Jemanden wegen seiner „Lebensführung in sozialer und ethischer Hinsicht“ pathologisieren: Wird uns da nicht ein bisschen flau im Magen?
Mir scheint, dass sich der Druck, keine Monster auf die Leute loszulassen, da ein ganz problematisches Ventil sucht. Wenn jemand gefährlich ist, dann soll man ihn wegen seiner Gefährlichkeit einsperren. Wenn das wegen der Rückwirkung und des Vertrauensschutzes nur unter bei einer „hochgradigen Gefahr schwerster Gewalt- und Sexualdelikte“ geht, dann müssen wir halt die weniger hochgradige Gefahr weniger schwerer Delikte aushalten bzw. mit den Mitteln der Gefahrenabwehr in den Griff bekommen.
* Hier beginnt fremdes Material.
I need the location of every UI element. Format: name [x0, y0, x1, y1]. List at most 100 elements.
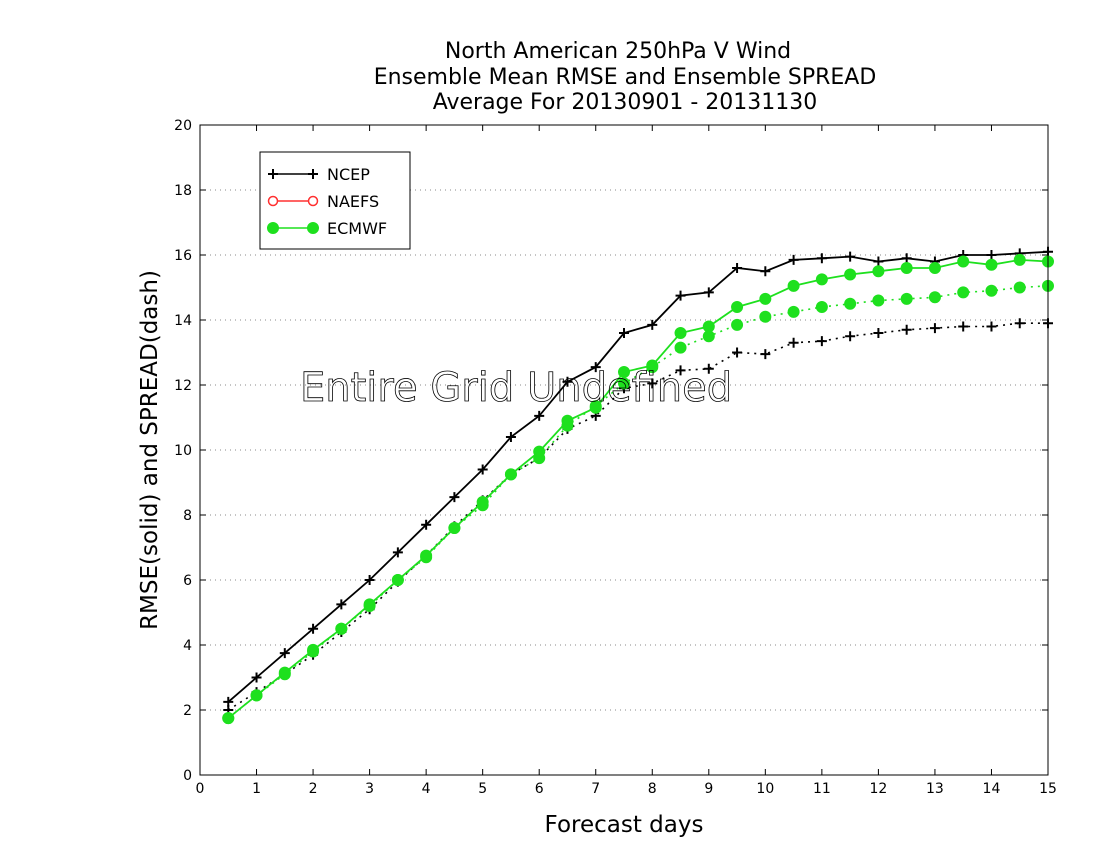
point-ncep-rmse — [675, 290, 686, 301]
y-tick-label-18: 18 — [174, 183, 192, 199]
x-tick-label-7: 7 — [591, 781, 600, 797]
y-tick-label-20: 20 — [174, 118, 192, 134]
x-axis-ticks: 0 1 2 3 4 5 6 7 8 9 10 11 12 13 14 15 — [196, 125, 1057, 797]
point-ncep-rmse — [392, 547, 403, 558]
point-ncep-spread — [703, 363, 714, 374]
y-tick-label-16: 16 — [174, 248, 192, 264]
point-ecmwf-spread — [674, 341, 687, 354]
point-ecmwf-rmse — [250, 689, 263, 702]
point-ecmwf-rmse — [476, 496, 489, 508]
x-tick-label-0: 0 — [196, 781, 205, 797]
point-ncep-rmse — [873, 256, 884, 267]
point-ncep-rmse — [336, 599, 347, 610]
point-ncep-rmse — [703, 287, 714, 298]
title-line-3: Average For 20130901 - 20131130 — [433, 90, 818, 115]
legend: NCEP NAEFS ECMWF — [259, 151, 411, 250]
point-ncep-rmse — [619, 328, 629, 338]
point-ecmwf-rmse — [844, 268, 857, 281]
point-ecmwf-rmse — [957, 255, 970, 268]
point-ncep-rmse — [251, 672, 262, 683]
point-ncep-rmse — [647, 319, 658, 330]
y-axis-title: RMSE(solid) and SPREAD(dash) — [137, 270, 163, 630]
point-ecmwf-rmse — [1013, 253, 1026, 266]
point-ncep-rmse — [816, 253, 827, 264]
point-ecmwf-spread — [985, 284, 998, 297]
point-ecmwf-rmse — [363, 598, 376, 611]
x-tick-label-10: 10 — [756, 781, 774, 797]
legend-label-naefs: NAEFS — [327, 192, 379, 211]
y-tick-label-0: 0 — [183, 768, 192, 784]
plot-series — [222, 246, 1054, 725]
x-tick-label-15: 15 — [1039, 781, 1057, 797]
point-ecmwf-rmse — [928, 262, 941, 274]
legend-label-ecmwf: ECMWF — [327, 219, 387, 238]
y-tick-label-10: 10 — [174, 443, 192, 459]
point-ncep-rmse — [421, 519, 432, 530]
point-ecmwf-rmse — [504, 468, 517, 481]
point-ecmwf-spread — [759, 310, 772, 323]
x-tick-label-4: 4 — [422, 781, 431, 797]
point-ecmwf-rmse — [985, 258, 998, 271]
x-axis-title: Forecast days — [545, 812, 704, 838]
point-ncep-spread — [647, 378, 658, 389]
point-ncep-spread — [845, 331, 856, 342]
point-ecmwf-spread — [872, 294, 885, 307]
x-tick-label-9: 9 — [704, 781, 713, 797]
chart-title: North American 250hPa V Wind Ensemble Me… — [374, 39, 877, 115]
y-tick-label-14: 14 — [174, 313, 192, 329]
point-ncep-rmse — [590, 362, 601, 373]
point-ncep-spread — [675, 365, 686, 376]
series-ncep-rmse-line — [227, 250, 1049, 703]
legend-item-ncep: NCEP — [268, 165, 370, 184]
x-tick-label-5: 5 — [478, 781, 487, 797]
x-tick-label-3: 3 — [365, 781, 374, 797]
point-ncep-rmse — [788, 254, 799, 265]
x-tick-label-12: 12 — [869, 781, 887, 797]
y-tick-label-8: 8 — [183, 508, 192, 524]
point-ecmwf-rmse — [278, 666, 291, 679]
point-ecmwf-rmse — [533, 445, 546, 458]
point-ncep-spread — [732, 347, 743, 358]
point-ecmwf-rmse — [222, 712, 235, 725]
point-ecmwf-rmse — [589, 401, 602, 414]
point-ncep-spread — [986, 321, 997, 332]
x-tick-label-2: 2 — [309, 781, 318, 797]
point-ncep-spread — [816, 336, 827, 347]
y-axis-ticks: 0 2 4 6 8 10 12 14 16 18 20 — [174, 118, 1048, 784]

Natürlich wollen wir alle kein „Minority Report“-Szenario: Ich würde auch nicht gern die Aufgabe gestellt bekommen, gesetzliche Voraussetzungen dafür zu definieren, Leute für etwas, was sie in Zukunft vielleicht mal tun könnten, hinter Gitter zu sperren. Aber darum geht es doch so oder so. Auch wenn das schwer und politisch höchst heikel ist: Wäre es nicht besser, sich dieser Aufgabe offen zu stellen, anstatt sich die Mühe zu sparen und stattdessen am Krankheitsbegriff herumzuschrauben?
(Dass ich mich hiermit in Widerspruch zu mancher früheren Äußerung stelle, ist mir bewusst.)